Grootschalig opwekken van zonne-energie
Op het betreffende deel van stortlocatie Wieringermeer wordt een zonnepark mogelijk gemaakt. Tot op heden wordt zonne-energie hoofdzakelijk toegepast bij kleinverbruikers binnen het midden- en kleinbedrijf (MKB) en bij particulieren. Het totaal aandeel van zonne-energie bedraagt momenteel ongeveer 0,3% van de totale elektriciteitsproductie in Nederland. Het betreft hoofdzakelijk zonnepanelen op daken waarbij de geproduceerde elektriciteit hoofdzakelijk voor eigen gebruik wordt benut. Het surplus wordt aan het netwerk geleverd.
Het op grootschalig wijze opwekken van zonne-energie, dat wil zeggen het opwekken van zonne-energie door middel van zonnecellen in een opstelling van 1 hectare (ha) of meer, is op dit moment in Nederland nog niet erg gangbaar. Dit is onder andere het gevolg van de technologische staat waarin zonne-energie zich momenteel nog bevindt. Ieder jaar weer worden nieuwe innovaties gedaan op het gebied van zonne-energie waardoor de efficiency van zonnecellen continu verbetert. Ook het subsidieregime speelt daarin een belangrijke rol. Tot voor kort was het daarom in Nederland nog niet goed mogelijk om een bedrijfseconomisch rendabel zonnepark te realiseren met een omvang van meer dan 1 ha. Met de huidige stand van de techniek is dat sinds kort wel mogelijk geworden.

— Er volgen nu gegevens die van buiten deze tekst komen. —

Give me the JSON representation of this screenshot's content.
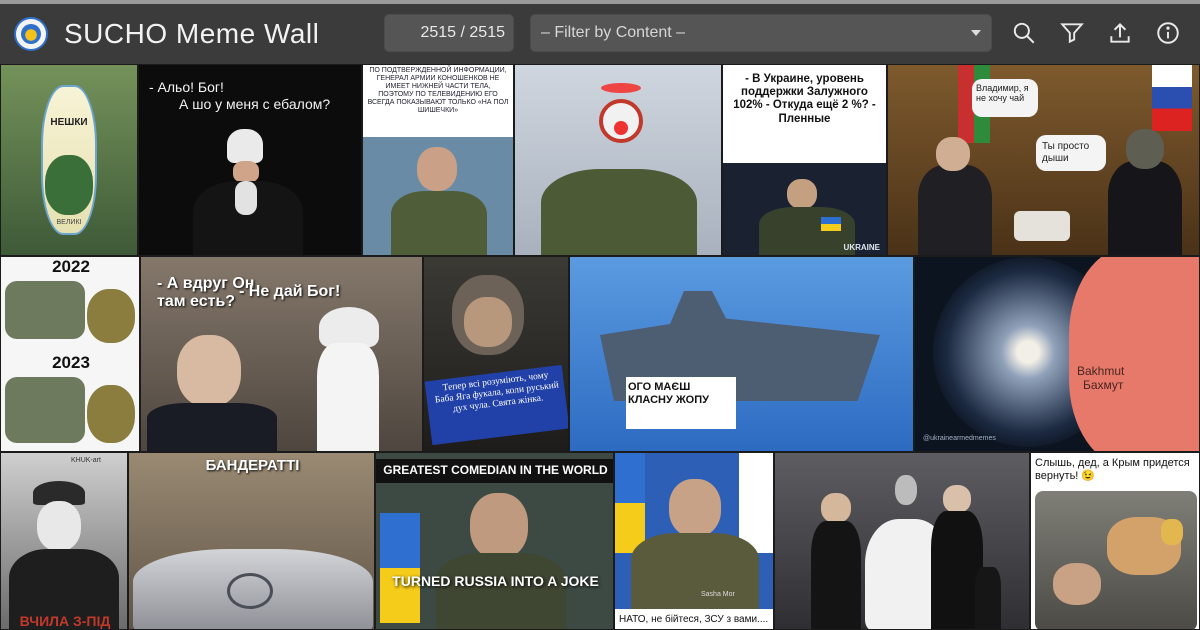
{
  "header": {
    "title": "SUCHO Meme Wall",
    "counter": "2515 / 2515",
    "filter_placeholder": "– Filter by Content –",
    "tools": [
      "search-icon",
      "filter-icon",
      "upload-icon",
      "info-icon"
    ]
  },
  "tiles": {
    "t1": {
      "text": "НЕШКИ",
      "sub": "ВЕЛИКІ"
    },
    "t2": {
      "line1": "- Альо! Бог!",
      "line2": "А шо у меня с ебалом?"
    },
    "t3": {
      "text": "ПО ПОДТВЕРЖДЕННОЙ ИНФОРМАЦИИ, ГЕНЕРАЛ АРМИИ КОНОШЕНКОВ НЕ ИМЕЕТ НИЖНЕЙ ЧАСТИ ТЕЛА, ПОЭТОМУ ПО ТЕЛЕВИДЕНИЮ ЕГО ВСЕГДА ПОКАЗЫВАЮТ ТОЛЬКО «НА ПОЛ ШИШЕЧКИ»"
    },
    "t5": {
      "text": "- В Украине, уровень поддержки Залужного 102% - Откуда ещё 2 %? - Пленные",
      "badge": "UKRAINE"
    },
    "t6": {
      "bubble1": "Владимир, я не хочу чай",
      "bubble2": "Ты просто дыши"
    },
    "t7": {
      "top": "2022",
      "bottom": "2023"
    },
    "t8": {
      "left": "- А вдруг Он там есть?",
      "right": "- Не дай Бог!"
    },
    "t9": {
      "text": "Тепер всі розуміють, чому Баба Яга фукала, коли руський дух чула. Свята жінка."
    },
    "t10": {
      "text": "ОГО МАЄШ КЛАСНУ ЖОПУ"
    },
    "t11": {
      "label1": "Bakhmut",
      "label2": "Бахмут",
      "watermark": "@ukrainearmedmemes"
    },
    "t12": {
      "small": "KHUK-art",
      "bottom": "ВЧИЛА З-ПІД"
    },
    "t13": {
      "text": "БАНДЕРАТТІ"
    },
    "t14": {
      "top": "GREATEST COMEDIAN IN THE WORLD",
      "bottom": "TURNED RUSSIA INTO A JOKE"
    },
    "t15": {
      "text": "НАТО, не бійтеся, ЗСУ з вами....",
      "badge": "Sasha Mor"
    },
    "t17": {
      "text": "Слышь, дед, а Крым придется вернуть! 😉"
    }
  }
}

Het grootschalig opwekken van zonne-energie heeft voordelen ten opzichte van het decentraal en kleinschalig opwekken van zonne-energie zoals dat nu in Nederland nog veel gebeurt.
Criteria voor een grootschalig zonnepark
Een locatie voor het op grootschalige wijze opwekken van zonne-energie moet aan een groot aantal criteria voldoen. Deze criteria volgen hoofdzakelijk uit de technische en fysische factoren die met het opwekken van zonne-energie samenhangen. Uiteraard dient ook aandacht te worden besteed aan het aspect duurzaam ruimtegebruik.
Zonaanbod
Een locatie moet voldoende zonne-uren per jaar ontvangen om voldoende zonne-energie op te kunnen wekken. Op basis van gegevens van het KNMI blijkt dat de kop van Noord-Holland een uitermate geschikte locatie is voor het opwekken van zonne-energie, zie figuur 2.1.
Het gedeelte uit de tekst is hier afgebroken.